Алла Латынина - Комментарии: Заметки о современной литературе
Тюрьма часто меняет человека. Не обязательно сгибает. Перелом мировоззрения, случившийся, например, с Достоевским в остроге, – это духовное восхождение личности. Исторический беллетрист Всеволод Сергеевич Соловьев, в юности встречавшийся с Достоевским, как курьез, странность гения вспоминает вырвавшееся у Достоевского пожелание своему молодому другу приобрести тюремный опыт. Однако не такой уж это курьез. «Страшно подумать, что б я стал за писатель (а стал бы), если б меня не посадили», – пишет Солженицын («Бодался телёнок с дубом»).
Право рассуждать о полезности заключения для писателя, впрочем, можно признать лишь за теми, кто имеет собственный тюремный опыт. Но отметим все же, что те, кто его имеет, – за исключением разве что Шаламова, – очень часто этому страшному опыту благодарны.
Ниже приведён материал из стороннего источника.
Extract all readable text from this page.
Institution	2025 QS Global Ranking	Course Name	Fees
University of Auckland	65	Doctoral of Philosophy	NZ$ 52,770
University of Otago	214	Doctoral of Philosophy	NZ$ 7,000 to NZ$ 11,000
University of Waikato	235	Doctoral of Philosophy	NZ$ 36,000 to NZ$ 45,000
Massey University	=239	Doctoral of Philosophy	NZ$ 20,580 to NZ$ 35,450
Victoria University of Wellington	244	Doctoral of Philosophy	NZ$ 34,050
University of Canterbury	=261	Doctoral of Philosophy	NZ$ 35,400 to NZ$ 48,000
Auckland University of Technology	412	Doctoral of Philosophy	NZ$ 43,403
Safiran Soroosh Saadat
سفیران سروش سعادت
Лимонов, человек действия, ценящий в личности способность к бунту, отрицанию, глубоко презирает религию и всякие там духовные искания. Зато (недаром столько размышлял о судьбах знаменитых узников) он прекрасно знает, как успешно тюремный опыт конвертируется в литературную славу. «Тюрьма дает право на величие. Я думаю, судьба меня особо отметила: в пошлый век без героев быть обвиненным в таких „преступлениях“, в которых и Разину с Пугачевым было бы не стыдно быть обвиненными», – говорит Лимонов в диалоге с Александром Прохановым. «Ты остался позади, Иосиф, – обращается он к Бродскому в воображаемом диалоге. – Я тебя уделал в нашем соревновании. Тюрьма меня возвеличивает»; «Мне моя отсидка только прибавит звезд на погонах, а если еще умру в тюрьме, обеспечит бессмертие и культ. Я уже культовая фигура, статус мой теперь недосягаем»; «Время, проведенное мной в русской Бастилии, в Лефортове, будет всегда приводить в восторг моих биографов» («В плену у мертвецов»); «Тюрьма и статус государственного преступника сделали меня „бесспорным“, „отлили в бронзе“» («Книга воды»).
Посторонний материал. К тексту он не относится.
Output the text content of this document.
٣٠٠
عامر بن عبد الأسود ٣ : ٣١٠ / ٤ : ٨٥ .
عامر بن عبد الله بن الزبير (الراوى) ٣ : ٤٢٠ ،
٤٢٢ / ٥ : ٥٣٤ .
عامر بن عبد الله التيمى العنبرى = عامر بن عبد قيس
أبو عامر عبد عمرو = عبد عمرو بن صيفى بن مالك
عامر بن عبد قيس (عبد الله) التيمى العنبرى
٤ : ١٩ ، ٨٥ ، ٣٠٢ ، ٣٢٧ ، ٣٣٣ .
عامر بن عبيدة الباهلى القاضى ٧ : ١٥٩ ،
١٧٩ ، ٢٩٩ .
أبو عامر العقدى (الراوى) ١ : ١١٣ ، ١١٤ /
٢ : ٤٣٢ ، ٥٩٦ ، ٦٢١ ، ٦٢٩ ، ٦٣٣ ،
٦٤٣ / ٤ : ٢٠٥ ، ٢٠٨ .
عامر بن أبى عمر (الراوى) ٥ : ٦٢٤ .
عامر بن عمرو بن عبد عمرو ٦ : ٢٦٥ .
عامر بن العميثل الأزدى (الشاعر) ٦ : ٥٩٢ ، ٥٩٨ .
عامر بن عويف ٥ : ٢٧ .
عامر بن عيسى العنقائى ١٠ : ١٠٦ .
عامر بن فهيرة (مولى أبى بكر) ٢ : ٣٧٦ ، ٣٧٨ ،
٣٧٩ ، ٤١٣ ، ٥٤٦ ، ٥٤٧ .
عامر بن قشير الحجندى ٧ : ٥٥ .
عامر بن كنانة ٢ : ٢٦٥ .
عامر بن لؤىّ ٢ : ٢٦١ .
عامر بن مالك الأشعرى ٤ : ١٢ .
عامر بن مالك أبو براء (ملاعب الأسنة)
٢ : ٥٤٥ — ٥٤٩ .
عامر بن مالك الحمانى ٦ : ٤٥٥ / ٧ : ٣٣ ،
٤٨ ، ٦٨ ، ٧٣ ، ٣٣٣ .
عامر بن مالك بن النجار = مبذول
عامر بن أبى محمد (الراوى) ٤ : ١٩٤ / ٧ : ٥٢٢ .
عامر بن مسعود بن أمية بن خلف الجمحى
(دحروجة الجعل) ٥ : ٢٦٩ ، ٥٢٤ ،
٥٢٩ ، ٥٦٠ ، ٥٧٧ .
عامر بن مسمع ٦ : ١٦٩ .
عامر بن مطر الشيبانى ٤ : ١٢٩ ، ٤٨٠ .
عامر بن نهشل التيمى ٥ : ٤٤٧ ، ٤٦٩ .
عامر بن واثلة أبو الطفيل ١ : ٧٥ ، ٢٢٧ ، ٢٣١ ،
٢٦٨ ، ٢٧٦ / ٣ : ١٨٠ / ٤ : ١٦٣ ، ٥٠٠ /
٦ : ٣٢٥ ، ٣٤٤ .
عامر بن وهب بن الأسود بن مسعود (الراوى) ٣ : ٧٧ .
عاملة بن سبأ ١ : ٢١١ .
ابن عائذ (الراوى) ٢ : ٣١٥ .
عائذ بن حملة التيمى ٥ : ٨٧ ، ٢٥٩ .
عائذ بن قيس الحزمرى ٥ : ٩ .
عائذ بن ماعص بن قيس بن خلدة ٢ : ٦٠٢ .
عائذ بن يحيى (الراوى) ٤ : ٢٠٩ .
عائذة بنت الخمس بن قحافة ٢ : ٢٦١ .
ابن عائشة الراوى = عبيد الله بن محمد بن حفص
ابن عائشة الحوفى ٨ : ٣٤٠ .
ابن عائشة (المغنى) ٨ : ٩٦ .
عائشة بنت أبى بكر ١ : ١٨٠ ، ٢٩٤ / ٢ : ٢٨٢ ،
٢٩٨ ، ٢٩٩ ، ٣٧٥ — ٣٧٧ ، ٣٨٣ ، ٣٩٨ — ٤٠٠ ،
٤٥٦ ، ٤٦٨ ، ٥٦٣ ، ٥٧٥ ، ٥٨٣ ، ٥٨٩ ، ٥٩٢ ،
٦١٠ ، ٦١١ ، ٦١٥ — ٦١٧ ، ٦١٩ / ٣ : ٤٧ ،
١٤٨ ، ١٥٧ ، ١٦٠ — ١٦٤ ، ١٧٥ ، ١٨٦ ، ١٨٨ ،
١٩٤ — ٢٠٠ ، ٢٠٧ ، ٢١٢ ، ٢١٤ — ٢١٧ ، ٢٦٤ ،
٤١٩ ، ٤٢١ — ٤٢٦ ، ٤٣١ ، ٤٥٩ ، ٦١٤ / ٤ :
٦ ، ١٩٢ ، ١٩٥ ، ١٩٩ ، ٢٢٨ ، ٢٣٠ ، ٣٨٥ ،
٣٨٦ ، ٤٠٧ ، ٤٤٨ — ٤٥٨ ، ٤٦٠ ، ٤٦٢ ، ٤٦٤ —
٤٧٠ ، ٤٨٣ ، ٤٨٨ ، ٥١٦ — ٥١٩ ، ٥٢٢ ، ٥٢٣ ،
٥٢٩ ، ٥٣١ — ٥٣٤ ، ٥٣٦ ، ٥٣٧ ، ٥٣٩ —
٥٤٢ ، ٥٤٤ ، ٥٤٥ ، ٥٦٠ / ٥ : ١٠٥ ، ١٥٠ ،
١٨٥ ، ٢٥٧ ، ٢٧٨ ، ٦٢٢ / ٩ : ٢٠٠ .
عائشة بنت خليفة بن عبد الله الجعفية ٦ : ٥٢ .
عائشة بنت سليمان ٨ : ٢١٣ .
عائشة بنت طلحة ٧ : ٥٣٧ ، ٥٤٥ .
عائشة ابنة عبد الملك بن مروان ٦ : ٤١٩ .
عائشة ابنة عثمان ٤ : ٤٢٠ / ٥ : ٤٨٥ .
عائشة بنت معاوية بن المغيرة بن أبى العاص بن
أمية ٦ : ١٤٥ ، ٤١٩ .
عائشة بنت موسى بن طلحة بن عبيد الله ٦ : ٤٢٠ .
Порой думаешь, что те, кто борется за освобождение Лимонова, оказывают ему медвежью услугу. В особенности когда журналист начинает говорить, что Лимонов плохо выглядит, удручен, подавлен, и вообще – стыдно держать в тюрьме старого человека, никого не убившего, ничего не укравшего, по сомнительному обвинению в покупке автоматов. Да и разве способна его эксцентричная карликовая партия на что-то большее, чем закидывать помидорами и яйцами малосимпатичных персонажей? Все их акции – не более чем хеппенинги.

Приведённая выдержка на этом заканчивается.